Rekayasa dan niat buruk asing dan para oknum pemain orkestra di atas harus dihentikan. Tujuan pemain orkestra ini jelas untuk mengkondisikan agar rakyat akhirnya dipaksa menerima tetap berkuasanya Total di Mahakam. IRESS mengingatkan agar oknum-oknum Pemerintah berhenti mengakali rakyat dengan perangkap dan rekayasa kondisi kritis. Sejalan itu, Presiden SBY pun diminta untuk segera, pada bulan Juli 2013 ini, menerbitkan Perpres yang menetapkan bahwa sejak April 2017, operator Blok Mahakam adalah Pertamina.

Dramatisasi situasi dan rekayasa kondisi menjelang keputusan kontrak SDA bukanlah hal baru. Beberapa alasan yang sering digunakan “menjustifikasi keputusan” biasanya dikaitkan dengan lifting, penerimaan APBN, iklim investasi, nilai investasi atau gugatan arbitrase. Pada saat akan menyerahkan Blok Cepu kepada Exxon Maret 2006, dalih yang dipakai antara lain gugatan arbitrase dan mendesaknya peningkatkan lifting demi penerimaan APBN. Jika dikelola Exxon, Blok Cepu akan berproduksi 165.000 barel per hari (bph) pada 2010 dan APBN tertolong.

Ternyata hingga sekarang, produksi Blok Cepu masih berkisar pada angka 25.000 bph. Terbukti pula, penerimaan APBN pun tidak terganggu karena gagalnya produksi 165.000 bph.
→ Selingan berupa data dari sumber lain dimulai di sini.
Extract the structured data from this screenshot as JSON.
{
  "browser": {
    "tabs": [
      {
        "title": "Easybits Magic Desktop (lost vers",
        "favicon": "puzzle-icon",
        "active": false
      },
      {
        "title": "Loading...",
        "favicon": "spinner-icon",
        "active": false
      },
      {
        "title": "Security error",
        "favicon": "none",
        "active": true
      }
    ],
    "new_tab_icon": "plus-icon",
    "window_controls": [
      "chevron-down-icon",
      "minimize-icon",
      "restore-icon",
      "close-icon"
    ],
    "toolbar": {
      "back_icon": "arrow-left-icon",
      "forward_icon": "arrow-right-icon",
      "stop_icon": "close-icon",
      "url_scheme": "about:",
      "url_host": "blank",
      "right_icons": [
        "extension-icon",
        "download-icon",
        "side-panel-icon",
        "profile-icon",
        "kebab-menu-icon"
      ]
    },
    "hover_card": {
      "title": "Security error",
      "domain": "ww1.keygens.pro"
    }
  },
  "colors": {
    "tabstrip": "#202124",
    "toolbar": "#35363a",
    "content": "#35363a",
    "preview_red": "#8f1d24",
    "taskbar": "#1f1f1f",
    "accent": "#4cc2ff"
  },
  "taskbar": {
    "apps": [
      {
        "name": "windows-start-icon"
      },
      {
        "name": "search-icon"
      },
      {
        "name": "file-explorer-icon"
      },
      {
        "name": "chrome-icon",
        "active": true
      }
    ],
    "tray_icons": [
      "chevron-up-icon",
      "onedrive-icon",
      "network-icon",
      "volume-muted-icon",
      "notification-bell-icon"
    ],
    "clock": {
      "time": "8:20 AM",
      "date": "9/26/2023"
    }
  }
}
Satu hal yang pasti, dramatisasi dan pengkondisian berhasil baik dan agenda Exxon berjalan mulus. Namun, keputusan tersebut telah meninggalkan luka yang mendalam: perusahaan milik rakyat menjadi pecundang di negeri sendiri. Dirutnya pun, Widya Purnama, dipecat karena terus berupaya agar Blok Cepu dikelola Pertamina.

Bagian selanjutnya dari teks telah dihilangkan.